En ce temps-là, je ressemblais à un petit chat sauvage qu’on aurait un peu écrasé en lui marchant dessus, sans le vouloir, et j’aurais souvent désiré qu’on m’achevât, car je ne pouvais m’imaginer que c’était ça le bonheur.

Cependant je croyais bien tendrement qu’il fallait aimer son mari, et je résolus de lui écrire, selon qu’il me l’avait ordonné.

C’était par un beau jour de printemps (comme dans les romans qui commencent), moi, je ne voyais pas le Luxembourg de ma fenêtre, mais ma croisée s’ouvrait sur un jardin rempli de roses, un beau jardin des contes de Perrault, illustré par Gustave Doré.
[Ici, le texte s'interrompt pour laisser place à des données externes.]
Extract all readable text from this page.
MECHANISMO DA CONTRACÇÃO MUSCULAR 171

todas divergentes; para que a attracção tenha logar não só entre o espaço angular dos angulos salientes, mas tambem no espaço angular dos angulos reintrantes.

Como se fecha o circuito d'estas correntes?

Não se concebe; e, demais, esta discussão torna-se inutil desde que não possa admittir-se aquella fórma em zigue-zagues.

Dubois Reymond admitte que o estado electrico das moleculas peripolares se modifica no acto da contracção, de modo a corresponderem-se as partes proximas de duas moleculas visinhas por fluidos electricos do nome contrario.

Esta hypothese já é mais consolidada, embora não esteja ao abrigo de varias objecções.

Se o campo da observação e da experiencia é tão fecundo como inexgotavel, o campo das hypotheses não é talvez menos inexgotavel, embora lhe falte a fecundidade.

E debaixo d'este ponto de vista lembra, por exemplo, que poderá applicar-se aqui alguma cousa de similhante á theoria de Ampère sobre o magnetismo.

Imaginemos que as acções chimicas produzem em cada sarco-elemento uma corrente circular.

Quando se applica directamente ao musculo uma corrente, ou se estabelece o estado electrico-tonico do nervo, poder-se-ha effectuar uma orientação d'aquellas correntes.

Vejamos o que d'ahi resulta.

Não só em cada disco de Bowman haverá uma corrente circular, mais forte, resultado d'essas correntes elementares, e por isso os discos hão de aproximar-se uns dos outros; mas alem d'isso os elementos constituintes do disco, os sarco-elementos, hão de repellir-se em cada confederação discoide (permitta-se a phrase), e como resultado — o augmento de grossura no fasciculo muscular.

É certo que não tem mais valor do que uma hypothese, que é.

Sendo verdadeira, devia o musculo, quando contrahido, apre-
Les abeilles entraient, allaient, venaient, du parfum sous leurs pattes, et elles traçaient des signes d’or autour de moi, me bourdonnant de sortir, de courir, de cueillir des fleurs et de profiter de ma liberté pour en fabriquer le plus rapidement possible… le miel amer de l’expérience ! j’avais, à cette époque-là, dix-huit ans.